Ward, a member of the Canadian Association for People Who Use Drugs,
doesn't see it that way.

"The level of threat is not acceptable, and to say that the graph
dipped a little bit as if we're tracking the weather is profoundly
disturbing," she said.

But Lysyshyn and Ward do agree that one particular new tool - overdose
prevention sites - has made a dramatic difference in keeping people
from dying.

Along with others from the DTES neighbourhood, Blyth, the manager of
the DTES Street Market, had been running an unsanctioned overdose
prevention site in the alley behind the market starting in September
2016.

The site, originally in a tent, offered a place where people could
inject or smoke drugs in the presence of trained volunteers who could
do first aid and call for help in case of an overdose.

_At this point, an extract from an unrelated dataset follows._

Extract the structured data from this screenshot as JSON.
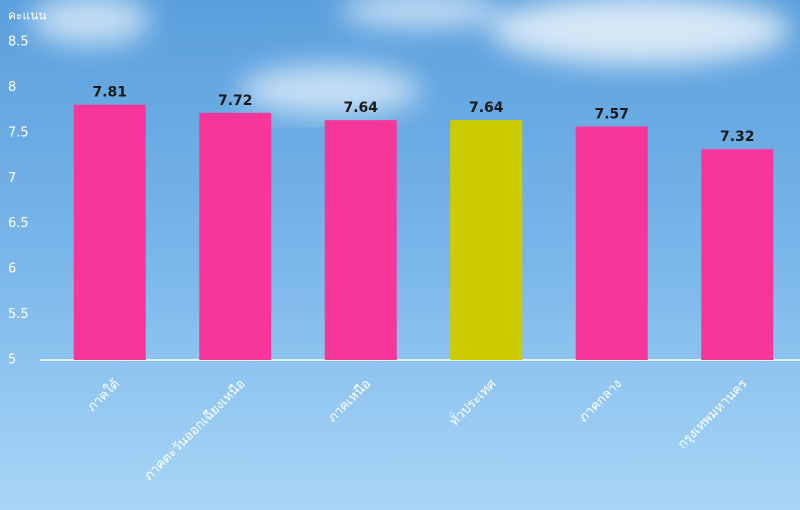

In December 2016, the province got on board to support the concept and
to open more of the sites. The sites are much easier and faster to
open than supervised injection sites, and it's that flexibility that
has made them a key tool in the battle to prevent deaths from
overdose, said Lysyshyn.

"Previously when we created supervised injection sites it was a many
years long process of planning and consultation and sometimes by the
time you established the site, it might not even be in the exact right
location," Lysyshyn said, adding that the tent and now trailer behind
the market is still the only site in the city that allows people to
smoke, not just inject, their drugs.

"What we've seen with the overdose prevention sites when they're
established very quickly with the community agency leading it, right
in the place where people need them, they can have a tremendous impact."

Lysyshyn listed other initiatives put in place this year that have
made a difference: drug testing at many of the overdose prevention
sites; rapid access clinics to help people transition to opioid
replacement therapies like suboxone and methadone; and a mobile team
that connects with people who have overdosed with treatment.

When asked what still needs to be done to curb the crisis, Ward and
Blyth want to see more overdose prevention sites open in cities across
Canada. The federal government declaring a national health emergency -
something it has so far refused to do - would make it easier to do
that, Blyth said.

Greater access to safe drugs, such as the prescription heroin program
at Crosstown Clinic, is another ask.

All drugs purchased on the black market are now completely tainted
with fentanyl, a powerful synthetic opioid and the main cause of the
spiking deaths.

"It's not even a political thing. It's across all political
boundaries," Blyth said.

"I don't know how they can meet with mothers and families of victims
and not see this for what it is and do what needs to be done."